Tuesday, May 25, 2010

Columbia's Tarnished Gem?

Kudos to the NY Post. The paper affords some editorial space for Nick Sprayregen to discuss the upcoming Court of Appeals hearing that will be held in Albany a week from today. And Nick uses the opportunity to highlight one important aspect of the Appellate Court’s decision that the Appeals Court will be reviewing: “A lot rides on how the court decides the case. In a little noticed section of the decision, Judge James Catterson ruled against the state's use of eminent domain on the grounds that Columbia's expansion is not a "civic project." The judge agreed with us that a private university doesn't constitute facilities for a "civic project."

This issue gets to the heart of the distinction between, “public use,” and “public benefit,” and underscores how courts have been undermining property rights through the evolution away from strict a strict public use standard. As Sprayregen points out: “A designation that a development is a "civic project" allows the state to "take" people's homes and businesses and add their land to certain specific types of projects. In the past, the courts have routinely held that "civic projects" should include significant public use of the facilities. Examples include a public park, a convention center, even a professional sports arena -- and, of course, a public school.”

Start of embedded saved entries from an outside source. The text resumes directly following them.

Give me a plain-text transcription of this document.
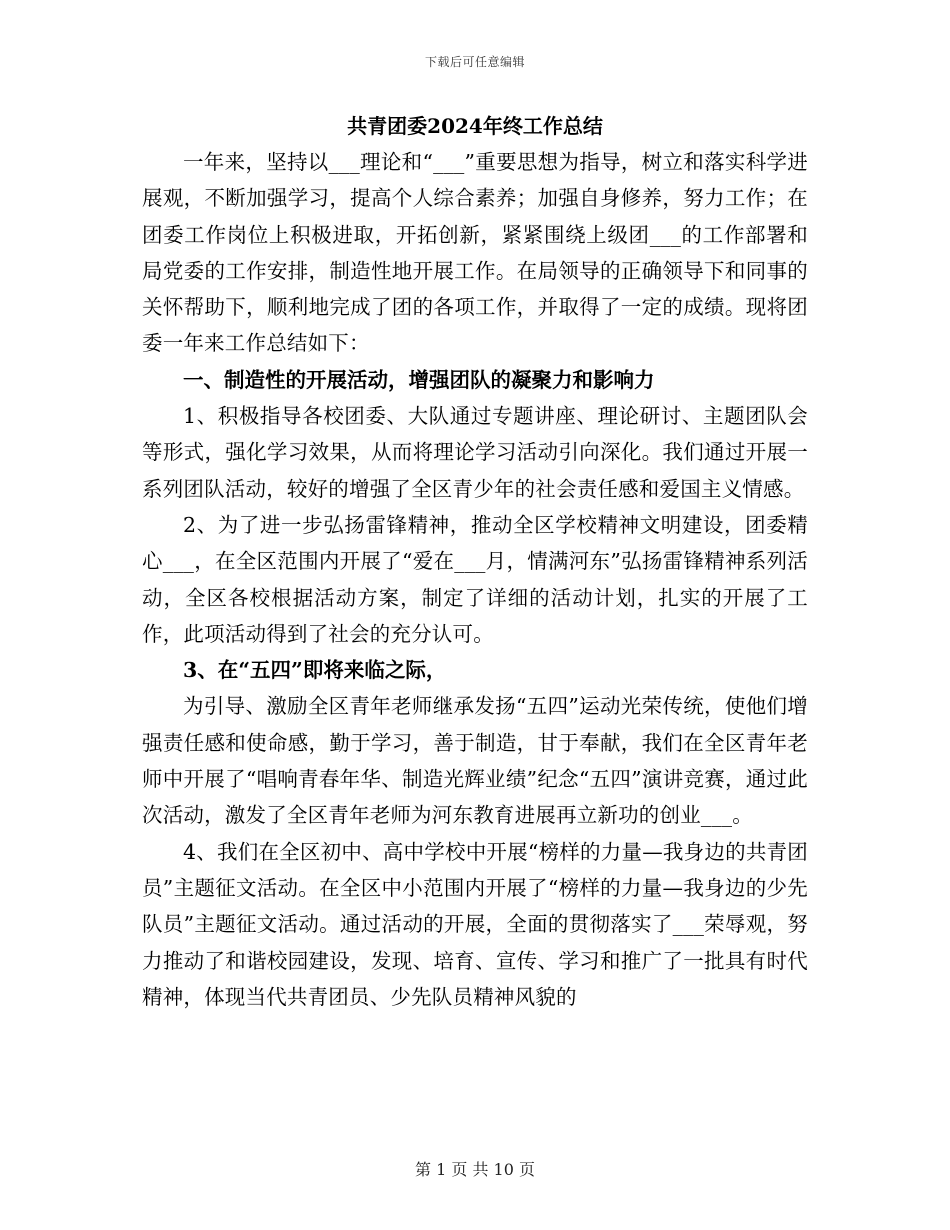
下载后可任意编辑
共青团委2024年终工作总结

一年来，坚持以___理论和“___”重要思想为指导，树立和落实科学进展观，不断加强学习，提高个人综合素养；加强自身修养，努力工作；在团委工作岗位上积极进取，开拓创新，紧紧围绕上级团___的工作部署和局党委的工作安排，制造性地开展工作。在局领导的正确领导下和同事的关怀帮助下，顺利地完成了团的各项工作，并取得了一定的成绩。现将团委一年来工作总结如下：

一、制造性的开展活动，增强团队的凝聚力和影响力

1、积极指导各校团委、大队通过专题讲座、理论研讨、主题团队会等形式，强化学习效果，从而将理论学习活动引向深化。我们通过开展一系列团队活动，较好的增强了全区青少年的社会责任感和爱国主义情感。

2、为了进一步弘扬雷锋精神，推动全区学校精神文明建设，团委精心___，在全区范围内开展了“爱在___月，情满河东”弘扬雷锋精神系列活动，全区各校根据活动方案，制定了详细的活动计划，扎实的开展了工作，此项活动得到了社会的充分认可。

3、在“五四”即将来临之际，

为引导、激励全区青年老师继承发扬“五四”运动光荣传统，使他们增强责任感和使命感，勤于学习，善于制造，甘于奉献，我们在全区青年老师中开展了“唱响青春年华、制造光辉业绩”纪念“五四”演讲竞赛，通过此次活动，激发了全区青年老师为河东教育进展再立新功的创业___。

4、我们在全区初中、高中学校中开展“榜样的力量—我身边的共青团员”主题征文活动。在全区中小范围内开展了“榜样的力量—我身边的少先队员”主题征文活动。通过活动的开展，全面的贯彻落实了___荣辱观，努力推动了和谐校园建设，发现、培育、宣传、学习和推广了一批具有时代精神，体现当代共青团员、少先队员精神风貌的

第 1 页 共 10 页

But Columbia is a private college, and as we have been pointing out on numerous occasions, the university has consistently refused to negotiate with Sprayregen for an affordable housing swap that would have actually given the development project a smidgen of public benefit. In addition, Columbia, unlike her Ivy League sister schools, devised its development plan with little or no input from any community stakeholders-Columbia ubber alles has been the central theme (as the collapse of the CBA for this project affirms)

A theme that Sprayregen-and the Appellate Court has captured: “As the judge noted, "Columbia is virtually the sole beneficiary of the project. This alone is reason to invalidate the condemnation especially where, as here, the public benefit is incrementally incidental to the private benefits of the project." In short, as a matter of New York law, there is simply no precedent for designating a private university's project a "civic project."

So, all eyes in the world of NY eminent domain law will be on Albany next week-and a court ruling that upholds the lower court would be a shot heard out in Willets Point; and the city’s cavalier approach to property confiscation may soon be hearing Taps on the WPU bugle. On the other hand, if the Court of Appeals knocks down the Appellate decision, it could well mean open season on property in New York.

We’ll give Sprayregen the last warning word on this possibility: “If the Court of Appeals overturns this ruling, it could very well open the floodgates, for the first time ever, of excessive and aggressive expansions by any wealthy, well-connected private school. You could find yourself losing your home or business, wholly against your will, merely because the private school next door wants to build a larger gym or a new cafeteria. This is wrong."